Magicsheet logo

Bitwise OR of All Subsequence Sums

Medium
100%
Updated 6/1/2025

Bitwise OR of All Subsequence Sums

What is this problem about?

This is a high-level mathematical and bitwise problem. You are given an array of integers, and you need to find the bitwise OR of the sums of all possible non-empty subsequences. Because the number of subsequences is 2n12^n - 1, you cannot calculate every sum individually. You need a more efficient strategy based on the properties of binary numbers and bitwise operations.
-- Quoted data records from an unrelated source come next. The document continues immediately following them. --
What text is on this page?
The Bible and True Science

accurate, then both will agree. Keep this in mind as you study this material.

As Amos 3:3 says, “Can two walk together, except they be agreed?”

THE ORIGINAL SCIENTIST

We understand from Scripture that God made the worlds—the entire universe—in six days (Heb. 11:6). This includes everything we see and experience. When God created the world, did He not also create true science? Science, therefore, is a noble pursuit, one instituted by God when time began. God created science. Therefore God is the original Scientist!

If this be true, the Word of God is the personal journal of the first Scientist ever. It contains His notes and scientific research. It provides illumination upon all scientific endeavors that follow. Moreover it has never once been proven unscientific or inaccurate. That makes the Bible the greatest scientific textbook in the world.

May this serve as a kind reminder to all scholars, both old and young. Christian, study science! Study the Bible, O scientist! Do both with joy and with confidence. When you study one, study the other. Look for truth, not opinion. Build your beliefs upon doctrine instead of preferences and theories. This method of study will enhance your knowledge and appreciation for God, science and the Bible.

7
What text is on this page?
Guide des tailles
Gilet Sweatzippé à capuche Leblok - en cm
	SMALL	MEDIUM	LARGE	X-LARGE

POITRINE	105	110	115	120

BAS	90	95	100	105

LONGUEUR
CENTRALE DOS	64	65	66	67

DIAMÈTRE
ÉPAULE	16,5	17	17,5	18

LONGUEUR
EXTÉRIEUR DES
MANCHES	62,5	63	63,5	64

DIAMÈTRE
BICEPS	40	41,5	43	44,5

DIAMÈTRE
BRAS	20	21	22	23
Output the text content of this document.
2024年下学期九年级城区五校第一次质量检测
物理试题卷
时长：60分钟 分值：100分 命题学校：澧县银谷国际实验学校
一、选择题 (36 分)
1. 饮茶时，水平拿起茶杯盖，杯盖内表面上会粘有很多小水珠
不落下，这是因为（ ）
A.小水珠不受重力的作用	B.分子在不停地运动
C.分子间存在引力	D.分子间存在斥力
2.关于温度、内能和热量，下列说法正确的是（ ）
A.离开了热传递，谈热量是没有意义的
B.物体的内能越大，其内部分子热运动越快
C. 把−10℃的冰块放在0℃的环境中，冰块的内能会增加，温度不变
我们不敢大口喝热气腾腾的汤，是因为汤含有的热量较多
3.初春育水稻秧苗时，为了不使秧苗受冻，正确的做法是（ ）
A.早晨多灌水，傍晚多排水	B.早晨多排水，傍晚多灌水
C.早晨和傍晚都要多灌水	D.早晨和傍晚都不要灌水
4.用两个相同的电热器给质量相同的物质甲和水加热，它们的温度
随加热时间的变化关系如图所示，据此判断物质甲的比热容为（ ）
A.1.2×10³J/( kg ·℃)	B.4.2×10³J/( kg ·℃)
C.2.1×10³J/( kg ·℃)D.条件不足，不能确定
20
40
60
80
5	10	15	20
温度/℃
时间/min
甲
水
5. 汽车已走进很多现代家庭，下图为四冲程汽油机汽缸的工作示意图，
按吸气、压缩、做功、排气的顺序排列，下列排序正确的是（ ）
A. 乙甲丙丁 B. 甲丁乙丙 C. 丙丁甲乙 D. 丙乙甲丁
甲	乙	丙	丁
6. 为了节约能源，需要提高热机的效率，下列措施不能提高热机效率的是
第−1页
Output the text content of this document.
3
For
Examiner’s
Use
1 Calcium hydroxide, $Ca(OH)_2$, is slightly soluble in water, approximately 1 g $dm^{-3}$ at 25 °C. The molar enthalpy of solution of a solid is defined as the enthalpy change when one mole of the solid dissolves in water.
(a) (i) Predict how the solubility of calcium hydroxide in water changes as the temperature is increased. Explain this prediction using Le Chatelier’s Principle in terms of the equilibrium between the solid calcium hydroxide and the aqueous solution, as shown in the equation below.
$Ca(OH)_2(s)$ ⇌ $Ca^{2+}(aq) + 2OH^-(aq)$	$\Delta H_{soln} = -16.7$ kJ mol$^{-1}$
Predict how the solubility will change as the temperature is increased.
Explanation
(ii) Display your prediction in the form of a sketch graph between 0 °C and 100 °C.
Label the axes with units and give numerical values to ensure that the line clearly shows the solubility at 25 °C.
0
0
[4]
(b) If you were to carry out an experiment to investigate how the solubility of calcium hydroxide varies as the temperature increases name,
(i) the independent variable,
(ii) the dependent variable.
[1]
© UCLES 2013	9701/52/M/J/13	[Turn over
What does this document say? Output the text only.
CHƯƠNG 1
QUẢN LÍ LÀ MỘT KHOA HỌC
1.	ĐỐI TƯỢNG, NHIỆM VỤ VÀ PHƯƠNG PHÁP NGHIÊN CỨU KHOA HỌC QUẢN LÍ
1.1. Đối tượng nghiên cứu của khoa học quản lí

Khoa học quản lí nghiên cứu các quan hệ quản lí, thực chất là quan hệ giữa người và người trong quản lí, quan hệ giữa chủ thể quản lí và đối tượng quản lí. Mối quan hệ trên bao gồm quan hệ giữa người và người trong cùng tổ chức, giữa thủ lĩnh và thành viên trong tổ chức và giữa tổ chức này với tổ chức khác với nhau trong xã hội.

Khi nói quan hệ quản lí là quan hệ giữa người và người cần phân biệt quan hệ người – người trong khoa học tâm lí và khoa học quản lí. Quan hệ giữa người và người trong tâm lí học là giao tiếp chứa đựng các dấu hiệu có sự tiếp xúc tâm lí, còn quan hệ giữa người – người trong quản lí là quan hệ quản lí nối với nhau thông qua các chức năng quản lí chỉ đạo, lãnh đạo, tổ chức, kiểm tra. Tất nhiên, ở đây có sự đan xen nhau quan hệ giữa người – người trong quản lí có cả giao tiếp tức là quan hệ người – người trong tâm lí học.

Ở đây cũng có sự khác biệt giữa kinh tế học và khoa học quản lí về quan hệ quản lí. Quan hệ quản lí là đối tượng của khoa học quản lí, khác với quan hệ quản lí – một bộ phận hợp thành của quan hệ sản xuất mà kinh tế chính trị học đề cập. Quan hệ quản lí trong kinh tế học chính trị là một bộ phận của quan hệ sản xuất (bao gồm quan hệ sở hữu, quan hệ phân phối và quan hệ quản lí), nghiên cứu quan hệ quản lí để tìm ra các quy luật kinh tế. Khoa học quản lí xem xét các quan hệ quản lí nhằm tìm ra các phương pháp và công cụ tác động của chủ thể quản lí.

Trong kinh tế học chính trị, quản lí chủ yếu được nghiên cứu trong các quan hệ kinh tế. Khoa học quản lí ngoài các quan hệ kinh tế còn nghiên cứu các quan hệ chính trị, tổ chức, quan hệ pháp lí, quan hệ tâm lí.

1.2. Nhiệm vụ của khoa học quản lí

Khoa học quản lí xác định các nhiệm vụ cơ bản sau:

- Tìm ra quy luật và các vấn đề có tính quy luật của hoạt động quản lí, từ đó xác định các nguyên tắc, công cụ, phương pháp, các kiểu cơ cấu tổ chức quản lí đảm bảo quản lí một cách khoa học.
Why is this asked in interviews?

Zomato and other tech companies ask this to evaluate a candidate's "Brainteaser" and Math skills. It requires looking beyond the brute-force approach and finding a property that simplifies the problem. It tests your ability to think about how bits accumulate and whether you can identify that certain bits in the final result are guaranteed to be 1 based on the input values.

Algorithmic pattern used

This problem relies on a combination of Prefix Sum and Bitwise Analysis. A key observation is that if we can form sums in a certain range, the bitwise OR of those sums often fills in all bits up to the maximum possible sum. Specifically, the problem often reduces to finding which bits can be "set" by combining numbers, and then ORing those bits together.

Example explanation

Array: [1, 2, 4] Subsequences and their sums:

  • [1] -> 1
  • [2] -> 2
  • [4] -> 4
  • [1,2] -> 3
  • [1,4] -> 5
  • [2,4] -> 6
  • [1,2,4] -> 7 Bitwise OR of sums: 1 | 2 | 4 | 3 | 5 | 6 | 7 = 7. Notice that the OR of the individual elements (1|2|4 = 7) and the OR of all subsequence sums (7) are the same in this simple case. In more complex cases, the result is usually the bitwise OR of all values in the range from the minimum element to the total sum of the array.

Common mistakes candidates make

The biggest mistake is trying to generate all subsequences (exponential time). Another is failing to realize that the bitwise OR of a continuous range of numbers [min, max] can be calculated very quickly. Many candidates also get stuck trying to use dynamic programming (like the subset sum problem), which is too slow if the values are large.

Interview preparation tip

When you see "bitwise OR of all sums," consider the range of possible sums. If you can form a dense enough set of sums, the bitwise OR will effectively be a string of 1s up to the highest bit of the total sum.